When attempts to match on a sparse variable cause model infeasibility, there are
several solutions:

* Do not attempt an exact match. If the variable is time-invariant, move it from
`match.covar` to `match.covar.min`; if the variable is time-variant, move it
from `match.out` to `match.out.min`. 
* If the variable is time-variant,
aggregate the variable over multiple time periods before matching. If just one
or several variables that appear to be sparse or for which the treatment
contains values that are rare in the un-treated units, then the user can issue
instructions for each of those variables to be aggregated over different time
periods. (Those time periods do not have to be at regular intervals, for
instance if the sparseness only occurs at certain points in the pre-intervention
data.) Exercise 4 from the \link{Introduction} provides an example of this. If
the user would like to aggregate all time-variant variables over the same
regular time periods, then it is somewhat simple to pass `match.out` or
`match.out.min` a vector of variable names, and specify the aggregation periods
using `period`.

### Parameters for calculating weights

If varying the specification of matching variables is not satisfactory, the user
can set the parameters microSynth() uses for the calculation of weights.

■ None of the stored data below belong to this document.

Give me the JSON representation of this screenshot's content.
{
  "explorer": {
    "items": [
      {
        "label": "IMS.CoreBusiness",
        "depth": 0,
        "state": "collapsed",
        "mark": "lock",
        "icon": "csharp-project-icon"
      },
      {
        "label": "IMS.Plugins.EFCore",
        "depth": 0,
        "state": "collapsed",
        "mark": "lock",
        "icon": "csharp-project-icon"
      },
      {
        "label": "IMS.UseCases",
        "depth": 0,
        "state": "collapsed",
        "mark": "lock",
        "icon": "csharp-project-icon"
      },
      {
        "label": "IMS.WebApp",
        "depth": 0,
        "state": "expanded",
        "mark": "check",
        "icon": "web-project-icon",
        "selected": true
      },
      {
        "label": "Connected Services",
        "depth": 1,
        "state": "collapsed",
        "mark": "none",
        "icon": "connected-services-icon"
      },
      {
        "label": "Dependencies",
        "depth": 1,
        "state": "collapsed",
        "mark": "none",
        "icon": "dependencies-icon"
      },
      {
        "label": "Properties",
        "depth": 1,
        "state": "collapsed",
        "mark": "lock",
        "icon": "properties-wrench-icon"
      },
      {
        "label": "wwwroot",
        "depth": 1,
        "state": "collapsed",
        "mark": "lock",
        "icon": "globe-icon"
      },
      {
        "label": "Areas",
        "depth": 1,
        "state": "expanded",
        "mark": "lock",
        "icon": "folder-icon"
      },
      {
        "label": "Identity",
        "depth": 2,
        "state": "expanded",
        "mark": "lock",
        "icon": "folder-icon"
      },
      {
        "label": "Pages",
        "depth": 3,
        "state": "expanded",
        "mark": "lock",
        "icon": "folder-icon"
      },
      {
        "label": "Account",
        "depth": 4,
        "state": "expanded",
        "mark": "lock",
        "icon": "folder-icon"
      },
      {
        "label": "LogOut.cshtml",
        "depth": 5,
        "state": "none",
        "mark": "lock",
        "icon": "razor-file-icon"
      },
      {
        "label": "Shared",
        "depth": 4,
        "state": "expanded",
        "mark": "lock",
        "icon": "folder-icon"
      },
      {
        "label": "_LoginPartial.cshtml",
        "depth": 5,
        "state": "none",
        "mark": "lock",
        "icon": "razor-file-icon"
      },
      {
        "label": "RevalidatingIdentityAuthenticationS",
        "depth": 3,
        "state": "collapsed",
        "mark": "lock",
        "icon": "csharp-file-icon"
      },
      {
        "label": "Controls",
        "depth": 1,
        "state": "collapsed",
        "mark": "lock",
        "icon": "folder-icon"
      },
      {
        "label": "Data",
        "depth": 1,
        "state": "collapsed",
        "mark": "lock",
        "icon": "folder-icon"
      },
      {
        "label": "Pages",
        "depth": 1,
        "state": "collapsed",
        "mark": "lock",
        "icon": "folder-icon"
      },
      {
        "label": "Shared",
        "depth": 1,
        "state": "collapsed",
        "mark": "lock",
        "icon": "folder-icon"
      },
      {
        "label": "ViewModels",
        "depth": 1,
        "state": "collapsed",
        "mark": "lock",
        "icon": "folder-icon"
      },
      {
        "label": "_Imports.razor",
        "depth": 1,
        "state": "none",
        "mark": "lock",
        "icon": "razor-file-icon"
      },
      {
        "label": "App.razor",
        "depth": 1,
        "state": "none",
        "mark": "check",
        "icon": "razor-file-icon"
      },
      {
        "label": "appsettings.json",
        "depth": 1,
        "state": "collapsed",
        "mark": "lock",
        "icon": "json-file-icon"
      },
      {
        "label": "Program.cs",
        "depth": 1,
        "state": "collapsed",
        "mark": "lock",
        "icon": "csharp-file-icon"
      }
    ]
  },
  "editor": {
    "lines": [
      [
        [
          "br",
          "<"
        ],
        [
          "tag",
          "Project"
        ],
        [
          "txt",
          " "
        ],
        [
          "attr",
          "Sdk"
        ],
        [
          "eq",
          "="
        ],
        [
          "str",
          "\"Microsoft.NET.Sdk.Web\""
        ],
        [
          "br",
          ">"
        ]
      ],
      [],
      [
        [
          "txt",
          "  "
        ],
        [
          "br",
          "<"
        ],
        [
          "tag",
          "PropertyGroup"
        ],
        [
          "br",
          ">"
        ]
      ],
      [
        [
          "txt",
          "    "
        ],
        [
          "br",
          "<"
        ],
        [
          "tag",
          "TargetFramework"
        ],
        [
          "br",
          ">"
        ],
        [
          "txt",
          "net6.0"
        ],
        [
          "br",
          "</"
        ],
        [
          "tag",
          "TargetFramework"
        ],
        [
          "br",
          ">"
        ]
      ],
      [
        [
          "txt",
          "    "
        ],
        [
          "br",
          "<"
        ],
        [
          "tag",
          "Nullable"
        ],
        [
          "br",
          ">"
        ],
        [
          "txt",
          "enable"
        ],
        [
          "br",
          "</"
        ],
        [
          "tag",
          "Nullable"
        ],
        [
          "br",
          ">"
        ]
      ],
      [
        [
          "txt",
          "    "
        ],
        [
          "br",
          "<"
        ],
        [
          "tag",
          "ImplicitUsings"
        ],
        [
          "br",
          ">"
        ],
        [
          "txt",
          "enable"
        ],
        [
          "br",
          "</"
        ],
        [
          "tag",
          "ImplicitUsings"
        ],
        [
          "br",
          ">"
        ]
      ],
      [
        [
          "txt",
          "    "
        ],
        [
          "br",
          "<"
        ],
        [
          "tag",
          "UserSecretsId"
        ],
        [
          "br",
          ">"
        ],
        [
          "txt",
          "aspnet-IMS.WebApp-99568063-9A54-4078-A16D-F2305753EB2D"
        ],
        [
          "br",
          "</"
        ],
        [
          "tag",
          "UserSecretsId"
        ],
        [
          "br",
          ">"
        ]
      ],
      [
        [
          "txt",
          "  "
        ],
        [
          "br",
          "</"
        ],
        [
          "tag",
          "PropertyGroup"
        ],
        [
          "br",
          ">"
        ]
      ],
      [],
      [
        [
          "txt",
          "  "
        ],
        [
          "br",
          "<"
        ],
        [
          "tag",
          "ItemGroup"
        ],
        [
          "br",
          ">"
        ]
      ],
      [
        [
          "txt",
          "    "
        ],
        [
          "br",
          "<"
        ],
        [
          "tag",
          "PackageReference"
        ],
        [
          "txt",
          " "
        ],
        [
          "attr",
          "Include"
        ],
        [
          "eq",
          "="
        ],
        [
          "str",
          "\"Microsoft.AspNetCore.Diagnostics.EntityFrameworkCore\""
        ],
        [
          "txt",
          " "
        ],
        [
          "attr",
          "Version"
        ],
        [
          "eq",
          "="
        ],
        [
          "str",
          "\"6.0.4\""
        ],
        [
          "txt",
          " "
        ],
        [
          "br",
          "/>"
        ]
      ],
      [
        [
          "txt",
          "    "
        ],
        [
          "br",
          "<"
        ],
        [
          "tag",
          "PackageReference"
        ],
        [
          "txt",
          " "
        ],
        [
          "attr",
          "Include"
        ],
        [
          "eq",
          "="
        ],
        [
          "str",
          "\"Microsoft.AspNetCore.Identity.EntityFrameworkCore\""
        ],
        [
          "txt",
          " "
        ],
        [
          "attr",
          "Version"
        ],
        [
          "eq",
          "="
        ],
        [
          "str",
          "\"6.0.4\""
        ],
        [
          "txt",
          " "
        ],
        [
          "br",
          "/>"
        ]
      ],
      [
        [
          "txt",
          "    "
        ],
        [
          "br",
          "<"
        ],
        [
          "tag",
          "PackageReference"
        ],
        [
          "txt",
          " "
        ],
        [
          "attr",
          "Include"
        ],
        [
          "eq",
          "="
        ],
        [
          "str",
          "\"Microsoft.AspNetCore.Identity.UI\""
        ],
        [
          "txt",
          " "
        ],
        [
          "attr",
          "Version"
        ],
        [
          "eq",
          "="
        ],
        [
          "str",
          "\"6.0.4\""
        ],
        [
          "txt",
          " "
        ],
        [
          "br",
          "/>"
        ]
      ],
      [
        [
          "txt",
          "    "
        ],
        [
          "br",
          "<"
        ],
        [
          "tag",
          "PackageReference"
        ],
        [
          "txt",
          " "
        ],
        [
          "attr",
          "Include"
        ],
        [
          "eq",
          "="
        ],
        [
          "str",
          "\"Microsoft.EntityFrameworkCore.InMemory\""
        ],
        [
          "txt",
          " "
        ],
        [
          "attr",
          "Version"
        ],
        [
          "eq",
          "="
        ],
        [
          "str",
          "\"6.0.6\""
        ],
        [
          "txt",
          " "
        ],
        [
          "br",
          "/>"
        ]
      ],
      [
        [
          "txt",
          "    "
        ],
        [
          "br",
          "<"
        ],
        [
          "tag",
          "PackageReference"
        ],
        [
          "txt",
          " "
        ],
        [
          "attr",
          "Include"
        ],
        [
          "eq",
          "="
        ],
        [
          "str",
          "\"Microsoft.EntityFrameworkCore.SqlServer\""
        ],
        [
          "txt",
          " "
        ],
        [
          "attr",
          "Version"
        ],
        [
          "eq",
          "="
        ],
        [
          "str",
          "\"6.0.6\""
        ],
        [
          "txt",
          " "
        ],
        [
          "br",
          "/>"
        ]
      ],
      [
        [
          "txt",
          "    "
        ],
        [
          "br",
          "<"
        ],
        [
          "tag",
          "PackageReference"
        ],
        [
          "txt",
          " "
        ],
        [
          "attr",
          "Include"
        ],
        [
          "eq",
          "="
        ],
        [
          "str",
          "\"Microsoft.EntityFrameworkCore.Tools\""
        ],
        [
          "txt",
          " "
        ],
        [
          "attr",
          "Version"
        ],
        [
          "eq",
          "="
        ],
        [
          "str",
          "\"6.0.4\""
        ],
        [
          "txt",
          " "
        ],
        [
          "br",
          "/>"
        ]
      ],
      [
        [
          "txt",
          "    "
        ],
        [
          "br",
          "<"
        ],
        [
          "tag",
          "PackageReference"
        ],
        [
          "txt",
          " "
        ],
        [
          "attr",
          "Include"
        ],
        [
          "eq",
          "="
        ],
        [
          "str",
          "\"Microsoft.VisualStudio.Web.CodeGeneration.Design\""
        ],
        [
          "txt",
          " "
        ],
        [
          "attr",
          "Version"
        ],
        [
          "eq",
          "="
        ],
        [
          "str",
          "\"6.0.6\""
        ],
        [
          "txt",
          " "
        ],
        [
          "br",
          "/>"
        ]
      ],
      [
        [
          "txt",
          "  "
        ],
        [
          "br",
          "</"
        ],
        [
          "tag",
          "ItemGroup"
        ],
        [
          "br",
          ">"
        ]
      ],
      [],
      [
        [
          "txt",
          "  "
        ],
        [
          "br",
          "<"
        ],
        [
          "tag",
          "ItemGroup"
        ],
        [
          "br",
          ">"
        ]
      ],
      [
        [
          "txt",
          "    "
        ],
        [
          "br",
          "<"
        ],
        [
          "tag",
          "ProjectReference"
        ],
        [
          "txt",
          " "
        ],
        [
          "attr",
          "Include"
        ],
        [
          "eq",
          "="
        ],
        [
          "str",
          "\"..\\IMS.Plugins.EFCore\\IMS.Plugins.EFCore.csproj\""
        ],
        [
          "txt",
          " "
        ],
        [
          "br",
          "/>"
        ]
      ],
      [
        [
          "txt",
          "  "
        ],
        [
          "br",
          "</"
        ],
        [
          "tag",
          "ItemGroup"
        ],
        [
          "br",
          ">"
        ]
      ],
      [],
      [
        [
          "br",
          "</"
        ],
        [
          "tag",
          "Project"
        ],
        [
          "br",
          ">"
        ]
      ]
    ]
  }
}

* `max.mse` may be raised. This relaxes the constraint governing matches for
variables passed to `match.out` and `match.covar`. 
* Advanced users may wish to
alter `maxit`, `cal.epsilon`, `calfun`, and `bounds`, which correspond to
parameters from the `survey::calibrate()` and govern the calculation of weights.

### Calling on (computationally-intensive) back-up models

By default microSynth() attempts to calculate weights using simple methods. But
because these are not always sufficient to produce a feasible model, two
arguments, `check.feas` and `use.backup`, specify how microsynth should find and
use less restrictive backup models. The two arguments do not interact and can be
set independently.

`check.feas = TRUE` will search for a single model that yields satisfactory
constraints for all purposes: estimating main weights, permutation weights, and
jackknife residuals. The same model will be used for all purposes.

`use.backup = TRUE` will calculate the main weights without checking for
feasibility, but if weights appear to be poor (i.e., they do not satisfy the
max.mse condition), then weights will be re-calculated using another model. This
way, different backup models may be used for different purposes (i.e., for
estimating main weights, permutation weights, and jackknife residuals).